Des choses bizarres en musique, il y en a des montagnes. Des choses bizarres, mais en plus accrocheuses, étranges et vous laissant sceptique au point de ne pas comprendre ce qu’il vous arrive et de devoir le repasser deux ou trois fois de suite pour capter l’idée, il y en a tout de suite beaucoup moins. Rope&Bones, le duo liégeois nous renvoie directement à nos instincts primitifs avec cette « chose » bizarre qu’est All Is Vibration.
Dix-huit minutes pour tout assembler et exploser. Voilà ce que fut certainement le dictat de Vincent Dessard (plus connu pour être la voix de Lethvm) à la genèse de cet album renversant. Si « Trembling presentiments » envoie un doom sludge screamo très aérien, on bascule ensuite dans un chaotic hardcore type presque grind sur « In harmonious order ». Pour tout dire, on ne s’attend même pas à cette déferlante de violence soudaine. Le groupe l’a même clipée en s’inspirant du film coréen Age of Success sorti en 1988, y reprenant des extraits trafiqués. Le tout est très cohérent, c’est presque ça le « pire ». On imagine que Rope&Bones a traversé le temps l’espace de trente-neuf secondes, pioché ses intestins et revenu en 2021. La démarche est très sanguine.

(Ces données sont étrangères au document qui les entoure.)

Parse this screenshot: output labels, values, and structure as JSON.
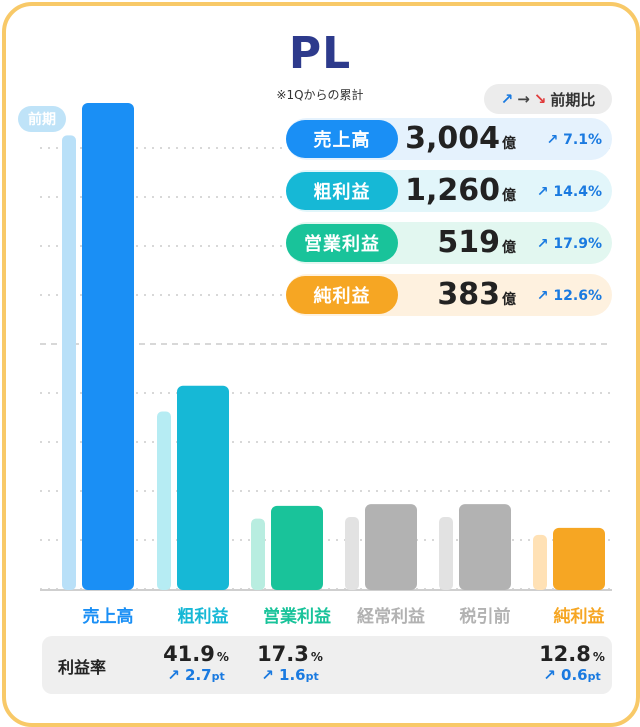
{
  "title": "PL",
  "subtitle": "※1Qからの累計",
  "legend": {
    "up": "↗",
    "flat": "→",
    "down": "↘",
    "label": "前期比"
  },
  "prev_tag": "前期",
  "unit": "億",
  "margin_label": "利益率",
  "colors": {
    "sales": "#1a8ff5",
    "gross": "#16b8d6",
    "op": "#19c39a",
    "ord": "#b2b2b2",
    "pre": "#b2b2b2",
    "net": "#f6a623"
  },
  "summary": [
    {
      "label": "売上高",
      "value": "3,004",
      "change": "7.1%",
      "color": "#1a8ff5",
      "bg": "#e5f2fd"
    },
    {
      "label": "粗利益",
      "value": "1,260",
      "change": "14.4%",
      "color": "#16b8d6",
      "bg": "#e2f6fa"
    },
    {
      "label": "営業利益",
      "value": "519",
      "change": "17.9%",
      "color": "#19c39a",
      "bg": "#e2f7f0"
    },
    {
      "label": "純利益",
      "value": "383",
      "change": "12.6%",
      "color": "#f6a623",
      "bg": "#fef1df"
    }
  ],
  "chart_data": {
    "type": "bar",
    "categories": [
      "売上高",
      "粗利益",
      "営業利益",
      "経常利益",
      "税引前",
      "純利益"
    ],
    "series": [
      {
        "name": "前期",
        "values": [
          2804,
          1101,
          440,
          450,
          450,
          340
        ]
      },
      {
        "values": [
          3004,
          1260,
          519,
          530,
          530,
          383
        ]
      }
    ],
    "ylim": [
      0,
      3250
    ],
    "grid": true
  },
  "margins": [
    {
      "value": "41.9",
      "unit": "%",
      "change": "2.7",
      "change_unit": "pt"
    },
    {
      "value": "17.3",
      "unit": "%",
      "change": "1.6",
      "change_unit": "pt"
    },
    {
      "value": "12.8",
      "unit": "%",
      "change": "0.6",
      "change_unit": "pt"
    }
  ]
}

« Boredom » oscille entre ce que l’artiste fait de mieux : un mélange de violence post hardcore et de mélodie sur un rythme post metal. Des claviers viennent accentuer le mal. Une voix grave accompagne l’ambiance. Il faut le réécouter plusieurs fois pour assimiler son concept. Et comme le dit bien le nom de l’opus, nous sommes ici dans une recherche de vibrations, de fréquences. Celles de « Tormented by nothing » laissent éclater la haine que le duo peinait à contenir. Il la laisse s’exprimer et en fait presque un morceau que l’on pourrait associer aux énormes Black Sheep Wall (d’ailleurs à leurs propos, stay in touch babies). « The maggot of satiety » nous replonge dans le chaos version Converge avant de débouler sur « To the kingdoms of grief and suffering ». Une basse ronronnant comme un chat et une déchirement nous transporte cette fois dans des contrées comme l’ont fait jadis Eyehategod, en plus froid et plus crade encore. En me passant All is Vibration au volant, c’est ce morceau qui est ressorti du lot. Cela reste un sentiment personnel, mais cela m’a donné envie de tuer des gens sur la route. Dommage, il paraît que c’est interdit.
Diffusé lors de notre dernière émission NMH sur YouFM en février, « Vibrations » clôture à la fois en puissance, tristesse et une certaine forme de grandiloquence. À l’image de tout l’opus, ce morceau s’enchaîne de manière inattendue. L’impression de liberté des deux artistes sur cette composition semble s’exprimer au maximum. En prime : le clip tout juste sorti.
Bref, j’espère avoir réussi à restituer cette impression de surprise que m’a laissé ce All is Vibration, tant dans sa conception que son agencement, tant dans sa violence que ses mélodies, tant dans son pouvoir d’attraction que dans sa capacité à te retourner une claque pour t’envoyer valdinguer dix-huit mètres plus loin. Un peu comme ce film de dingue justement. Ah oui, avec tout ça, j’allais presque l’oublier : l’album est en téléchargement libre sur leur Bandcamp. Écoute, partage, vibre.